All I can do at this point is make sure what's there now isn't broken to
save some other functionality problem.

Joseph Gooch

> -----Original Message-----
> From: Albert D. Cahalan [mailto:acahalan@cs.uml.edu]
> Sent: Sunday, June 11, 2000 12:40 AM
> To: linux-kernel@vger.rutgers.edu
> Cc: mrwizard@psu.edu
> Subject: Re: Process Capabilities on 2.2.16, Sendmail problem
> revisited
>
>
>
> Joseph Gooch writes:
>
> > Ok guys, this isn't going to work. The 2.2.16 patch pretty much
> > took the inheritable set and threw it out the window. At least
> > before, you could mask an entire capset and not have to worry
> > about suid programs getting elevated caps (if the program was
> > capabilities 'smart'). Now we're back to the uid 0 is root no
> > matter what situation. Instead of fixing exec(), you broke
> > capabilites. Grr! I've been trying to track this down, here's
> > what I see.
>
>
> I knew this would happen. Below is a message I sent just a
> few days before the news broke. Hopefully now people will
> believe me when I say this feature is just broken as designed.

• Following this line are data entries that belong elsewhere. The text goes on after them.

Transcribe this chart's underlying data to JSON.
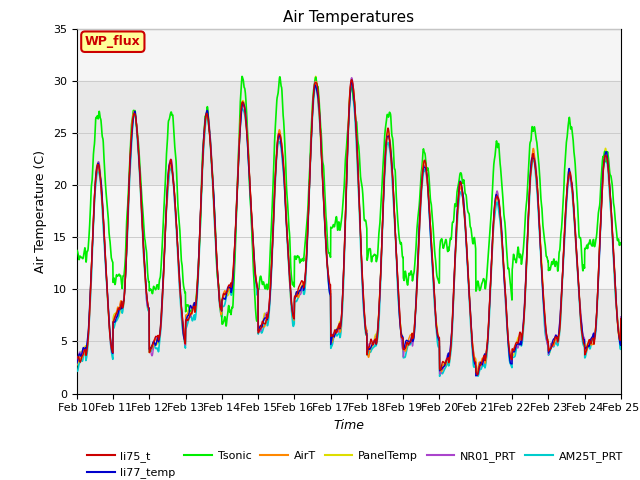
{
  "title": "Air Temperatures",
  "xlabel": "Time",
  "ylabel": "Air Temperature (C)",
  "ylim": [
    0,
    35
  ],
  "series": {
    "li75_t": {
      "color": "#cc0000",
      "lw": 1.0,
      "zorder": 5
    },
    "li77_temp": {
      "color": "#0000cc",
      "lw": 1.0,
      "zorder": 5
    },
    "Tsonic": {
      "color": "#00ee00",
      "lw": 1.2,
      "zorder": 4
    },
    "AirT": {
      "color": "#ff8800",
      "lw": 1.0,
      "zorder": 5
    },
    "PanelTemp": {
      "color": "#dddd00",
      "lw": 1.0,
      "zorder": 3
    },
    "NR01_PRT": {
      "color": "#aa44cc",
      "lw": 1.0,
      "zorder": 5
    },
    "AM25T_PRT": {
      "color": "#00cccc",
      "lw": 1.2,
      "zorder": 4
    }
  },
  "annotation": {
    "text": "WP_flux",
    "facecolor": "#ffff99",
    "edgecolor": "#cc0000",
    "textcolor": "#cc0000",
    "fontsize": 9
  },
  "xtick_labels": [
    "Feb 10",
    "Feb 11",
    "Feb 12",
    "Feb 13",
    "Feb 14",
    "Feb 15",
    "Feb 16",
    "Feb 17",
    "Feb 18",
    "Feb 19",
    "Feb 20",
    "Feb 21",
    "Feb 22",
    "Feb 23",
    "Feb 24",
    "Feb 25"
  ],
  "legend_row1": [
    "li75_t",
    "li77_temp",
    "Tsonic",
    "AirT",
    "PanelTemp",
    "NR01_PRT"
  ],
  "legend_row2": [
    "AM25T_PRT"
  ]
}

> (this was written in response to the argument over draft 16
> and draft 17 behavior, the two of which are incompatible)
>
> Well, anyway: I TOLD YOU SO !!!!!!!
>
> ---------------- original message to linux-kernel -------------
> List: linux-kernel
> Subject: RE: Bug in how capability inheritance is handled in
> From: "Albert D. Cahalan" <acahalan@cs.uml.edu>
> Date: 2000-05-31 3:57:31
>
>
> I have to ask, why is this in the kernel at all?
>
> I wish this hadn't gotten past Linus. It seems to be poorly
> thought out. Even now, years (?) later, there is disagreement
> over the basic algorithms. Who even uses this stuff?
>
> IMHO this feature is even a security risk. Normally, a program
> that needs capability bits gets them all. If a non-root user
> runs the program, it will fail at the first privileged call.
> Now, with the bits separate, failure can occur mid-way through
> the program. This can leave the system in a half-way state.
>
> This IRIX-like system suffers from a granularity problem.
> What reasonable way is there to split capabilities? The DG-UX
> system doesn't have to answer this question because there is
> a nice 1:1 mapping between capability bits and the real world.
> (Done right, you need lots of bits. Done wrong... why bother?)
>
> Remember what this whole system is supposed to do. UID values
> were to _not_ grant power. This works great if, like DG-UX,
> the OS reserves some bits for use outside the kernel. If you
> don't do this, you have TWO INCOMPATIBLE SECURITY SYSTEMS
> operating at the same time. The kernel-only distinction is a
> serious error, obviously made because of the strong desire to
> avoid dealing with the user-defined bit allocation issue.
>
> Now, explain all this to a typical business admin, considering:
> 1. the complex and non-intuitive formulas
> 2. the lack of a 1:1 mapping to the real world
> 3. basic incompatibility with the UID system
> 4. UID still grants power, via user-space access control
> Never mind the users! Just explain this to a common admin!
>
> At best we have an unused feature. At worst we have a security
> disaster waiting to happen. How about starting over? Really, it
> would be nice to see this ill-defined system ripped out.